As many others that are spending time in the crypto space, I think a majority of the opportunity space is still at the infrastructure level as much needs to happen there to be able to scale rich decentralized applications. However a few projects in the application layer space are giving insights into what our decentralized world could look like …(digital collectibles being one)
In the space that I am focused on — financial services — one of the industries that I think will see the most change from distributed applications is insurance, especially the reinvention of mutual insurance. I have started to try to make sense on how I think about this. This is the first part of a set of posts that will look into distributed insurance solutions.
Crypto is a new form of human coordination that share some roots with Mutualism:
One way to frame the innovation shared by Bitcoin, Ethereum, Filecoin and others is that they are inventing a new form of mutualisation. The use of economic incentives to incentivize coordination is not new. After all, arguably, an important part of the coordination between humans is based on economic incentives. For example in Financial Services, it can be done via increasing economic gains (for financial services examples share companies for example) or reducing losses for its participants (mutual insurance for example). However, opting in into those schemes historically required one or multiple trusted third parties that maintained trust among all actors:
- Brokers, custodians, exchanges, market makers to guarantee the ownership, transfer of shares and liquidity.
- Mutual insurance companies to guarantee custody and management of funds, review claims and manage payouts.
Cryptoeconomic networks are unique because they are aiming to replace intermediary functions in the allocation of resources with a combination of cryptography, open source code and economic incentives:
- cryptography guarantees an open architecture by giving each participants strong identity throughout from a software standpoint
- opensource code guarantees the behavior of the intermediation software by letting anyone verify its functionalities
- economic incentive allows the networks to stay consistent in its behaviour as it grows by incentivizing maintenance functions without relying on intermediation, assuming the economic incentive model stay consistent under stress and attacks.
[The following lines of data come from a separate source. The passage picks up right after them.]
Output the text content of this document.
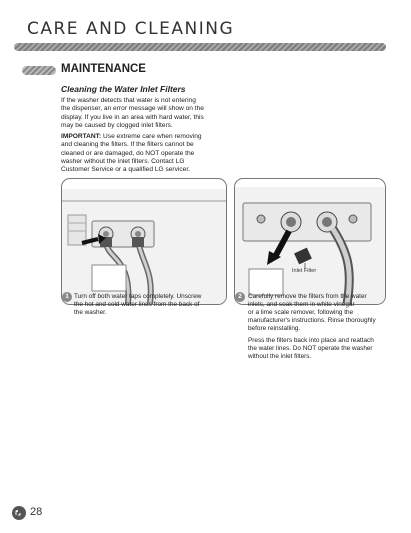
CARE AND CLEANING
MAINTENANCE
Cleaning the Water Inlet Filters
If the washer detects that water is not entering
the dispenser, an error message will show on the
display. If you live in an area with hard water, this
may be caused by clogged inlet filters.
IMPORTANT: Use extreme care when removing
and cleaning the filters. If the filters cannot be
cleaned or are damaged, do NOT operate the
washer without the inlet filters. Contact LG
Customer Service or a qualified LG servicer.
Inlet Filter
1 Turn off both water taps completely. Unscrew
the hot and cold water lines from the back of
the washer.
2 Carefully remove the filters from the water
inlets, and soak them in white vinegar
or a lime scale remover, following the
manufacturer's instructions. Rinse thoroughly
before reinstalling.
Press the filters back into place and reattach
the water lines. Do NOT operate the washer
without the inlet filters.
28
Coordination problems are a massive opportunity in Financial Services:
Money, Governance, Banking, Insurance, … all are coordination problems that are solved in various ways, not necessarily via economic intermediation (politics are another one). Each of these is solutions are arbitraging various factors and are by definition imperfect.
Goldman Sachs, for example, estimates that blockchain could save $11–12 billions a year in the cash securities market.
If we look specifically at insurance, it is a highly intermediated industry that offers opportunities for crypto solutions to provide a differentiated service.
In Crypto, your intermediation / trust cost is my opportunity space.
Why is Insurance a perfect fit for Dapps?
From an historical perspective:
- As a market driven approach: started and continuing with the Lloyds market < Fit for Decentralized Exchanges
- As a mutual approach: started with fire insurance in England and Benjamin Franklin in the US < Fit for Smart Contracts
- As a state driven approach: started with Bismarck on Germany < Fit for Crypto Governance
From a root function perspective:
- As a coordination problem solved by intermediation and contractualisation < Fit for Code as Intermediary
- As an incentivisation problem < Fit for Crypto Economics
- As based on a fundamental contradiction (economic incentive for paying claims) that is a source of tension in the intermediation process < Fit for Decentralization
Said differently, Insurance Distributed Applications could replace insurance companies and their balance sheet by a combination of a protocol governing the basic insurance functions from identification to underwriting and claim management, from asset management to financing and a mix of actors incentivized to perform these functions. There are however some key challenges to overcome for this to happen.
Challenges to overcome for an Insurance Dapp:
- Source of stable value: the pool of capital needs to keep a stable value vs time over time for the underwriting to work as most insurance cases involve off-chain risk that is better valued in fiat currency. In my view, stable coins are going to prove necessary for insurance dapps
- Distributed underwriting: who writes, controls and update underwriting algorithms in a distributed insurance framework
- Source of off-chain data: As trigger events appears mostly off chain, having a trusted source of information into Distributed Insurance Applications is a fundamental challenge to solve.
- Solving distributed claim management. As much as users like complain about claim management of insurance companies, the level of innovation in insurance fraud is just insane and a real problem to tackle. After all Insurance is an industry that developed lasers measurement of car dings to distinguish hail from golf ball patterns. Parametric insurance is not a silver bullet either as there has been rumors of people purposefully delaying flights to trigger a crypto-parametric flight insurance and obtain flight reimbursement.
- The R word. Insurance regulation is highly localized and provide strong entry barriers especially for B2C products. Regulation in insurance as roots from a long history of people defrauding customers by selling fake insurance products, of insolvency and of abuse of the asymmetric relation between consumers and insurance companies. It is easy to dismiss it first hand but frauds have a long tendency to bring down good actors with them.